The key to reading Barth is to remember that every word he ever wrote was meant to oppose natural theology (that’s hyperbole, but not by much). When stuck on a difficult passage, ask yourself how it aims to destroy the possibility of natural theology. Answer that question, and you’ll understand what Barth is doing there. Here are some choice quotations from this week’s reading in the Church Dogmatics, II/1.
“In other words, natural theology is no more and no less than the unavoidable theological expression of the fact that in the reality and possibility of man as such an openness for the grace of God and therefore a readiness for the knowability of God in His revelation is not at all evident” (p. 135).
“…the openness of man in itself and as such not only can mean, but in fact and in practice does mean, his closedness for the readiness of God, his own unreadiness, and therefore not the knowability but the unknowability of God” (p. 131).
“The lie against this with which he tries to make light of his lost condition, the lie in which he plays the rich man, is not reality. We have to understand man better than he wants to understand himself; namely, as the man who is really entangled in guilt and really submerged in death” (p. 132).

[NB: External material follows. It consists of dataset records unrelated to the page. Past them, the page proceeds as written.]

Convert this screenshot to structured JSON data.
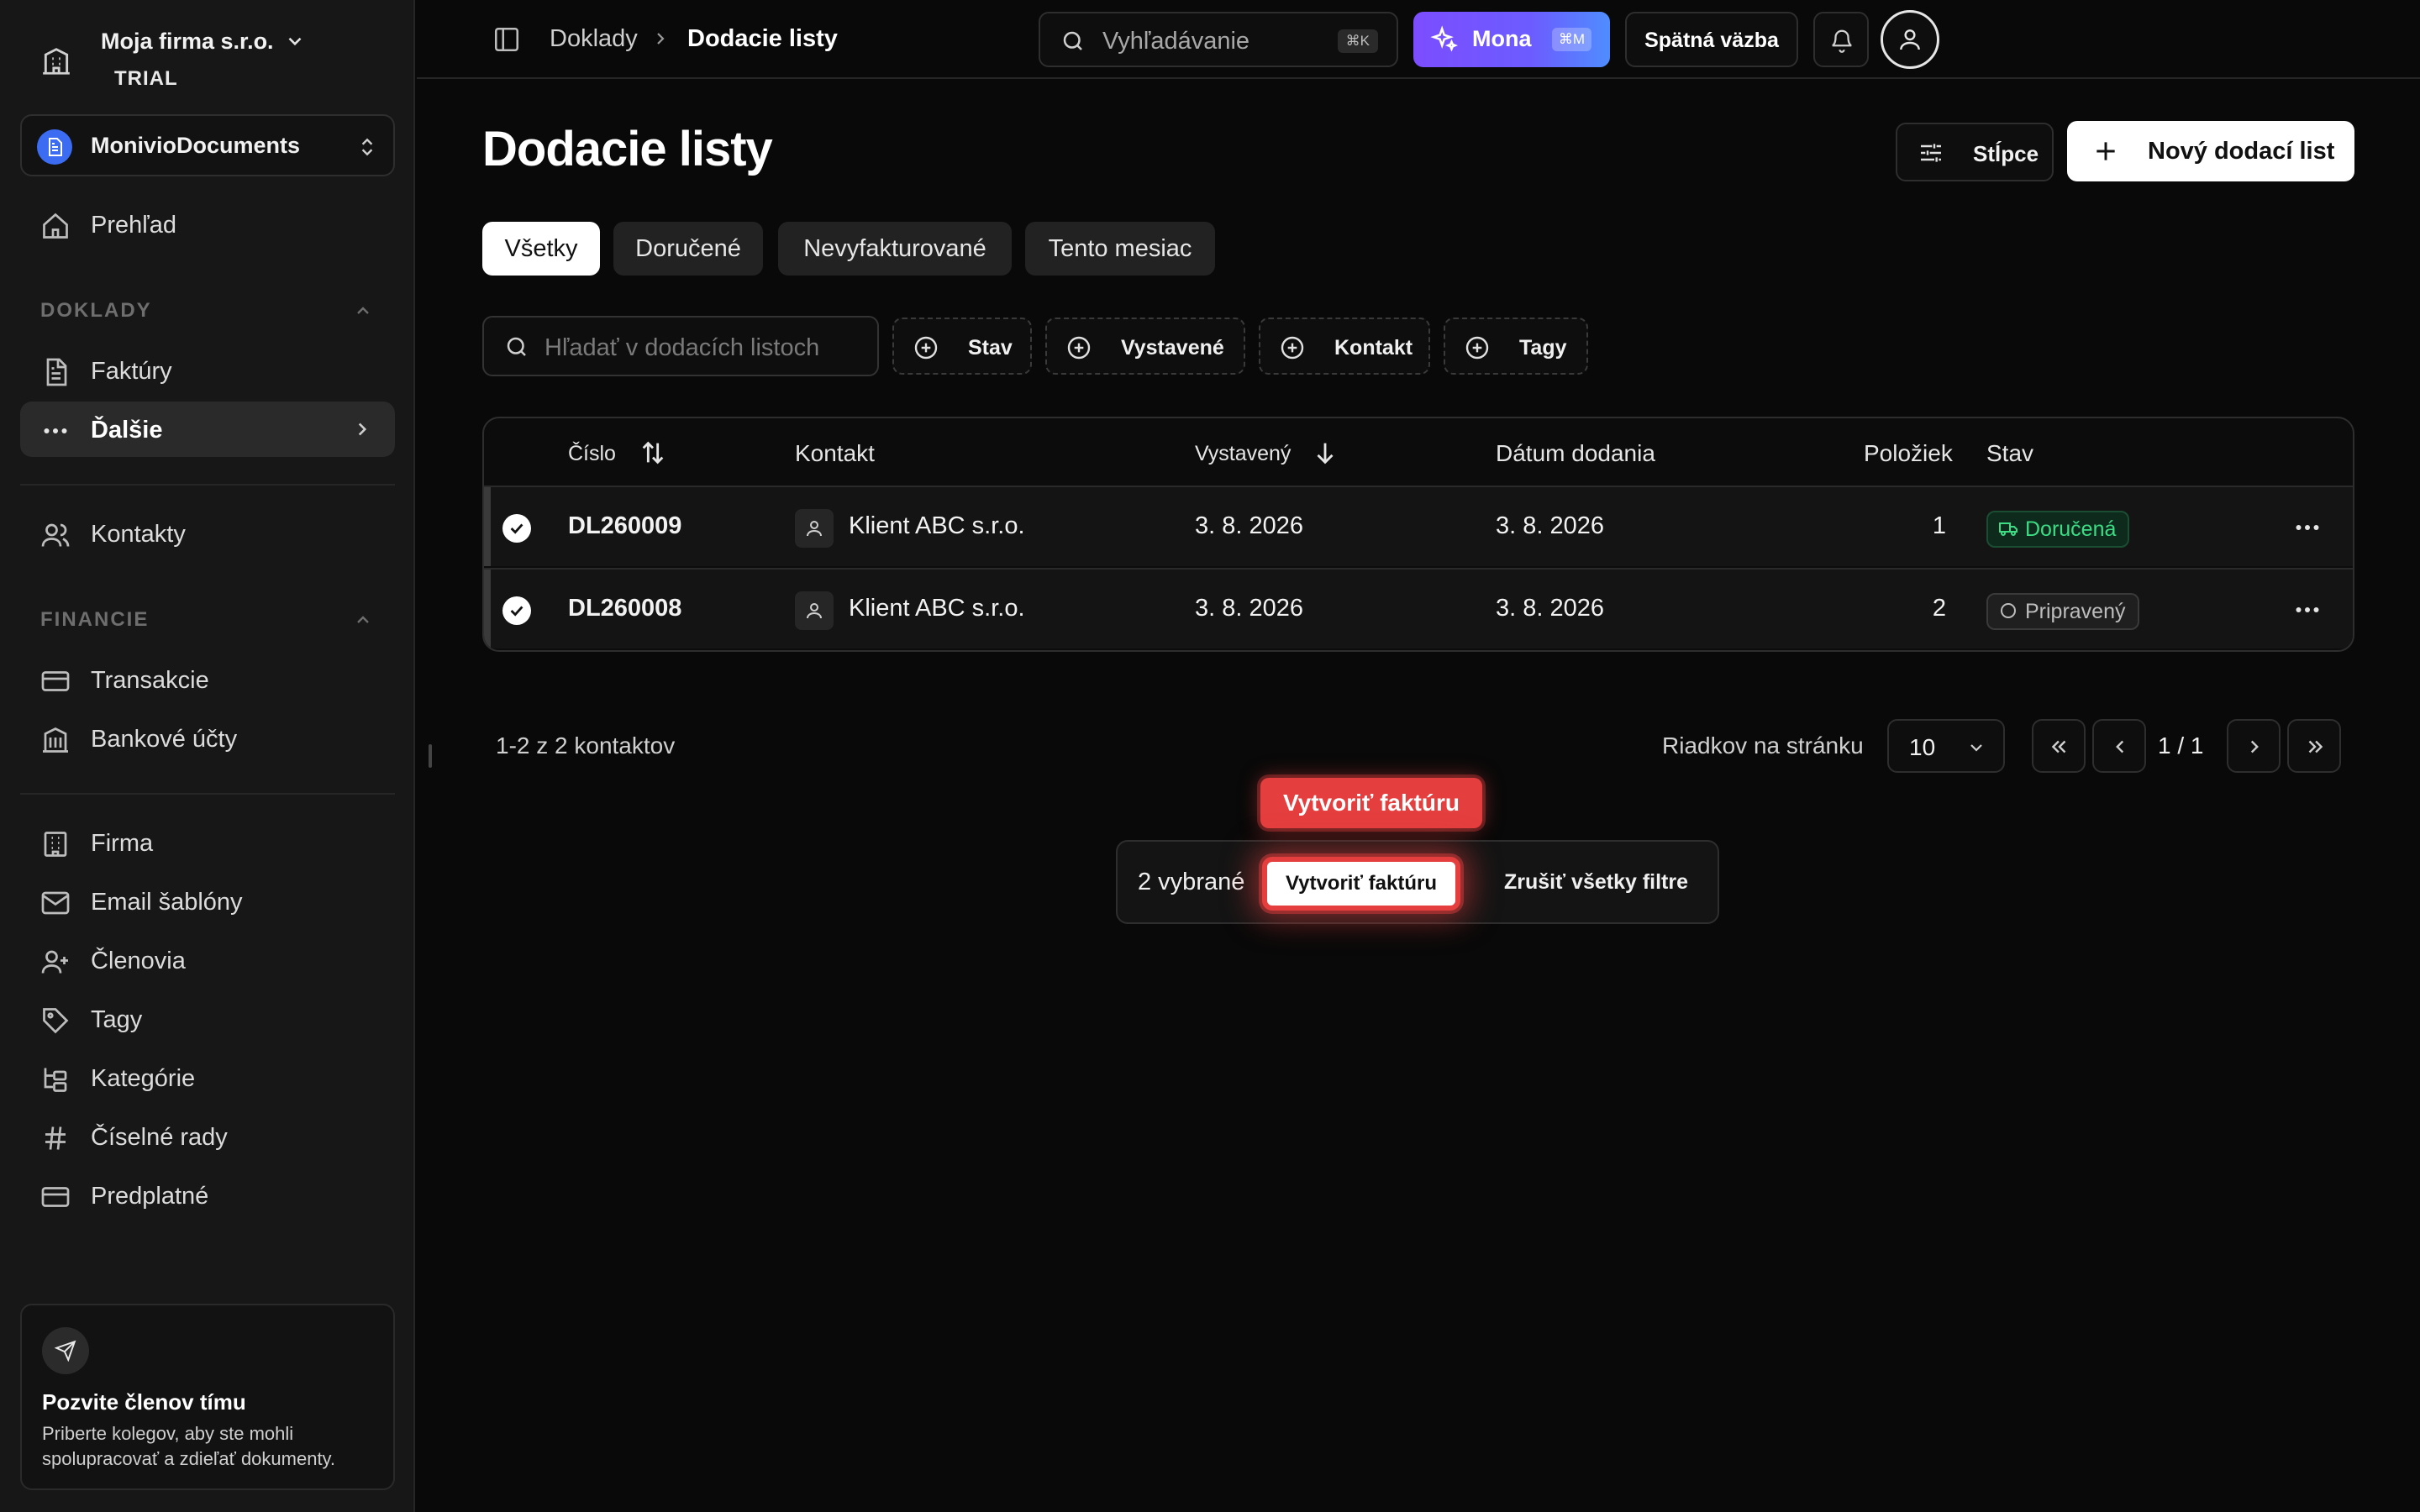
{
  "sidebar": {
    "company_name": "Moja firma s.r.o.",
    "plan_badge": "TRIAL",
    "workspace_name": "MonivioDocuments",
    "nav_overview": "Prehľad",
    "section_documents": "DOKLADY",
    "nav_invoices": "Faktúry",
    "nav_more": "Ďalšie",
    "nav_contacts": "Kontakty",
    "section_finance": "FINANCIE",
    "nav_transactions": "Transakcie",
    "nav_bank_accounts": "Bankové účty",
    "nav_company": "Firma",
    "nav_email_templates": "Email šablóny",
    "nav_members": "Členovia",
    "nav_tags": "Tagy",
    "nav_categories": "Kategórie",
    "nav_number_series": "Číselné rady",
    "nav_subscription": "Predplatné",
    "invite_title": "Pozvite členov tímu",
    "invite_desc": "Priberte kolegov, aby ste mohli spolupracovať a zdieľať dokumenty."
  },
  "topbar": {
    "breadcrumb_parent": "Doklady",
    "breadcrumb_current": "Dodacie listy",
    "search_placeholder": "Vyhľadávanie",
    "search_shortcut": "⌘K",
    "ai_label": "Mona",
    "ai_shortcut": "⌘M",
    "feedback_label": "Spätná väzba"
  },
  "main": {
    "title": "Dodacie listy",
    "columns_button": "Stĺpce",
    "new_button": "Nový dodací list",
    "tabs": [
      {
        "label": "Všetky"
      },
      {
        "label": "Doručené"
      },
      {
        "label": "Nevyfakturované"
      },
      {
        "label": "Tento mesiac"
      }
    ],
    "list_search_placeholder": "Hľadať v dodacích listoch",
    "filters": [
      {
        "label": "Stav"
      },
      {
        "label": "Vystavené"
      },
      {
        "label": "Kontakt"
      },
      {
        "label": "Tagy"
      }
    ],
    "table": {
      "headers": {
        "number": "Číslo",
        "contact": "Kontakt",
        "issued": "Vystavený",
        "delivery_date": "Dátum dodania",
        "items": "Položiek",
        "status": "Stav"
      },
      "rows": [
        {
          "number": "DL260009",
          "contact": "Klient ABC s.r.o.",
          "issued": "3. 8. 2026",
          "delivery_date": "3. 8. 2026",
          "items": "1",
          "status": "Doručená",
          "status_color": "#3ddc84"
        },
        {
          "number": "DL260008",
          "contact": "Klient ABC s.r.o.",
          "issued": "3. 8. 2026",
          "delivery_date": "3. 8. 2026",
          "items": "2",
          "status": "Pripravený",
          "status_color": "#bdbdbd"
        }
      ]
    },
    "results_text": "1-2 z 2 kontaktov",
    "rows_per_page_label": "Riadkov na stránku",
    "rows_per_page_value": "10",
    "page_indicator": "1 / 1"
  },
  "action_bar": {
    "selected_text": "2 vybrané",
    "create_invoice": "Vytvoriť faktúru",
    "clear_filters": "Zrušiť všetky filtre",
    "tooltip": "Vytvoriť faktúru"
  },
  "colors": {
    "accent_highlight": "#e53e3e",
    "ai_gradient_start": "#7c4dff",
    "ai_gradient_end": "#4f8dff",
    "workspace_icon": "#3b6cf2"
  }
}
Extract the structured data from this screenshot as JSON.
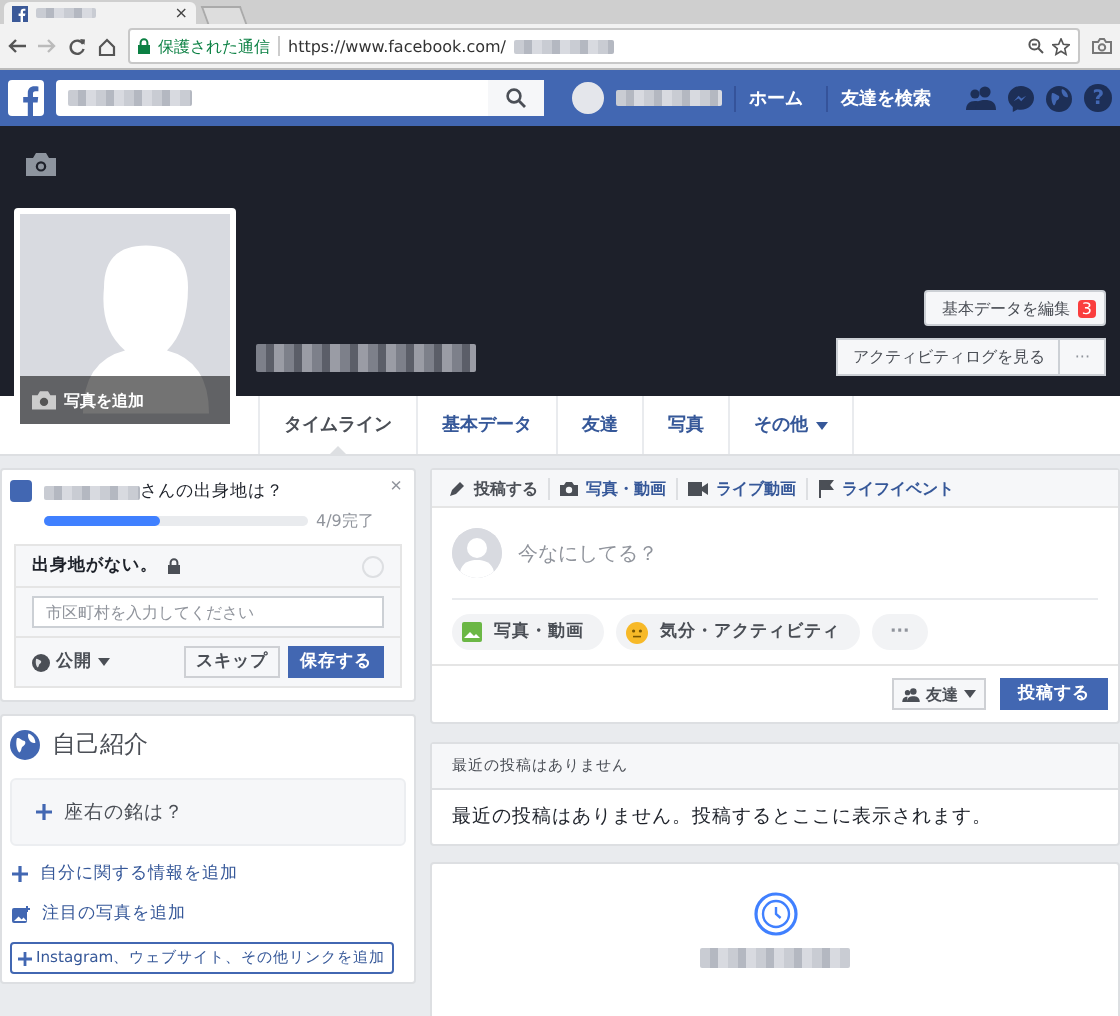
{
  "browser": {
    "close": "×",
    "security": "保護された通信",
    "url": "https://www.facebook.com/"
  },
  "nav": {
    "links": [
      "ホーム",
      "友達を検索"
    ],
    "help": "?"
  },
  "cover": {
    "add_photo": "写真を追加",
    "edit_button": "基本データを編集",
    "edit_badge": "3",
    "log_button": "アクティビティログを見る",
    "more": "···"
  },
  "tabs": [
    {
      "label": "タイムライン",
      "selected": true,
      "dropdown": false
    },
    {
      "label": "基本データ",
      "selected": false,
      "dropdown": false
    },
    {
      "label": "友達",
      "selected": false,
      "dropdown": false
    },
    {
      "label": "写真",
      "selected": false,
      "dropdown": false
    },
    {
      "label": "その他",
      "selected": false,
      "dropdown": true
    }
  ],
  "question_card": {
    "title": "さんの出身地は？",
    "close": "×",
    "progress": {
      "level": 0.44,
      "reading": "4/9完了"
    },
    "question": "出身地がない。",
    "checked": false,
    "placeholder": "市区町村を入力してください",
    "privacy": "公開",
    "skip": "スキップ",
    "save": "保存する"
  },
  "composer": {
    "tabs": [
      {
        "label": "投稿する",
        "kind": "pencil",
        "selected": true
      },
      {
        "label": "写真・動画",
        "kind": "camera",
        "selected": false
      },
      {
        "label": "ライブ動画",
        "kind": "video",
        "selected": false
      },
      {
        "label": "ライフイベント",
        "kind": "flag",
        "selected": false
      }
    ],
    "placeholder": "今なにしてる？",
    "actions": [
      {
        "label": "写真・動画",
        "kind": "photo"
      },
      {
        "label": "気分・アクティビティ",
        "kind": "feeling"
      },
      {
        "label": "···",
        "kind": "more"
      }
    ],
    "audience": "友達",
    "submit": "投稿する"
  },
  "intro": {
    "title": "自己紹介",
    "motto": "座右の銘は？",
    "links": [
      {
        "label": "自分に関する情報を追加",
        "kind": "plus"
      },
      {
        "label": "注目の写真を追加",
        "kind": "photo"
      }
    ],
    "add_links": "Instagram、ウェブサイト、その他リンクを追加"
  },
  "recent": {
    "header": "最近の投稿はありません",
    "body": "最近の投稿はありません。投稿するとここに表示されます。"
  }
}
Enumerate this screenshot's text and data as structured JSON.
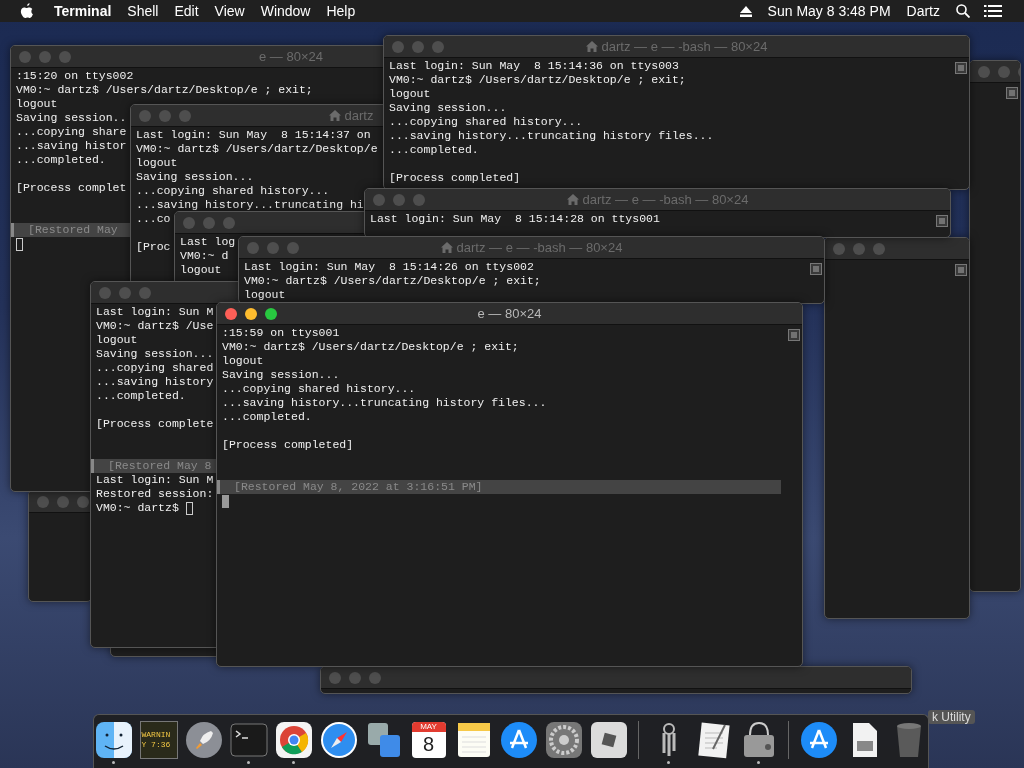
{
  "menu_bar": {
    "app": "Terminal",
    "menus": [
      "Shell",
      "Edit",
      "View",
      "Window",
      "Help"
    ],
    "clock": "Sun May 8  3:48 PM",
    "user": "Dartz"
  },
  "windows": [
    {
      "kind": "blank"
    },
    {
      "kind": "blank"
    },
    {
      "kind": "blank"
    },
    {
      "kind": "blank"
    },
    {
      "kind": "blank"
    },
    {
      "kind": "terminal",
      "active": false,
      "title": "e — 80×24",
      "output": [
        ":15:20 on ttys002",
        "VM0:~ dartz$ /Users/dartz/Desktop/e ; exit;",
        "logout",
        "Saving session..",
        "...copying share",
        "...saving histor",
        "...completed."
      ],
      "status": "[Process complet",
      "restored": "[Restored May",
      "cursor": true
    },
    {
      "kind": "terminal",
      "active": false,
      "title": "dartz",
      "home": true,
      "output": [
        "Last login: Sun May  8 15:14:37 on",
        "VM0:~ dartz$ /Users/dartz/Desktop/e",
        "logout",
        "Saving session...",
        "...copying shared history...",
        "...saving history...truncating hi",
        "...co"
      ],
      "status": "[Proc"
    },
    {
      "kind": "terminal",
      "active": false,
      "output": [
        "Last log",
        "VM0:~ d",
        "logout"
      ]
    },
    {
      "kind": "terminal",
      "active": false,
      "title": "dartz — e — -bash — 80×24",
      "home": true,
      "output": [
        "Last login: Sun May  8 15:14:36 on ttys003",
        "VM0:~ dartz$ /Users/dartz/Desktop/e ; exit;",
        "logout",
        "Saving session...",
        "...copying shared history...",
        "...saving history...truncating history files...",
        "...completed."
      ],
      "status": "[Process completed]"
    },
    {
      "kind": "terminal",
      "active": false,
      "title": "dartz — e — -bash — 80×24",
      "home": true,
      "output": [
        "Last login: Sun May  8 15:14:28 on ttys001"
      ]
    },
    {
      "kind": "terminal",
      "active": false,
      "output": [
        "Last login: Sun M",
        "VM0:~ dartz$ /Use",
        "logout",
        "Saving session...",
        "...copying shared",
        "...saving history",
        "...completed."
      ],
      "status": "[Process complete",
      "restored": "[Restored May 8",
      "after": [
        "Last login: Sun M",
        "Restored session:",
        "VM0:~ dartz$"
      ],
      "cursor": true
    },
    {
      "kind": "terminal",
      "active": false,
      "title": "dartz — e — -bash — 80×24",
      "home": true,
      "output": [
        "Last login: Sun May  8 15:14:26 on ttys002",
        "VM0:~ dartz$ /Users/dartz/Desktop/e ; exit;",
        "logout"
      ]
    },
    {
      "kind": "terminal",
      "active": true,
      "title": "e — 80×24",
      "output": [
        ":15:59 on ttys001",
        "VM0:~ dartz$ /Users/dartz/Desktop/e ; exit;",
        "logout",
        "Saving session...",
        "...copying shared history...",
        "...saving history...truncating history files...",
        "...completed."
      ],
      "status": "[Process completed]",
      "restored": "[Restored May 8, 2022 at 3:16:51 PM]",
      "cursor": true
    }
  ],
  "desktop_label": "k Utility",
  "dock": [
    {
      "kind": "finder",
      "running": true
    },
    {
      "kind": "console",
      "lines": [
        "WARNIN",
        "Y 7:36"
      ],
      "running": false
    },
    {
      "kind": "rocket",
      "running": false
    },
    {
      "kind": "terminal",
      "running": true
    },
    {
      "kind": "chrome",
      "running": true
    },
    {
      "kind": "safari",
      "running": false
    },
    {
      "kind": "migration",
      "running": false
    },
    {
      "kind": "calendar",
      "month": "MAY",
      "day": "8",
      "running": false
    },
    {
      "kind": "notes",
      "running": false
    },
    {
      "kind": "appstore",
      "running": false
    },
    {
      "kind": "gear",
      "running": false
    },
    {
      "kind": "cube",
      "running": false
    },
    {
      "kind": "separator"
    },
    {
      "kind": "keys",
      "running": true
    },
    {
      "kind": "textedit",
      "running": false
    },
    {
      "kind": "diskutil",
      "running": true
    },
    {
      "kind": "separator"
    },
    {
      "kind": "appstore",
      "running": false
    },
    {
      "kind": "file",
      "running": false
    },
    {
      "kind": "trash",
      "running": false
    }
  ]
}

“He will always be the one who wants to carry everything, even–a very Atlas–the whole world. Under no circumstances will he let himself be carried. Therefore finally and at the deepest level he will always be an enemy of grace and a hater and denier of his real neediness. On that soil and in that atmosphere the growth of natural theology is inevitable” (p. 136).
Barth is at his provocative best when he defends Anselm, the father of the ontological argument, from charges of natural theology. Barth explains, “But the ratio as well as the necessitas of which Anselm speaks is that of the veritas of God, which is for him identical with the divine Word and with the content of the Christian creed. Since he believes it, he wants to know it and prove it…There can be no question of his occupying a position where faith and unbelief have equal rights….He is not the right man to appeal to as the patron saint of natural theology” (p. 92-93).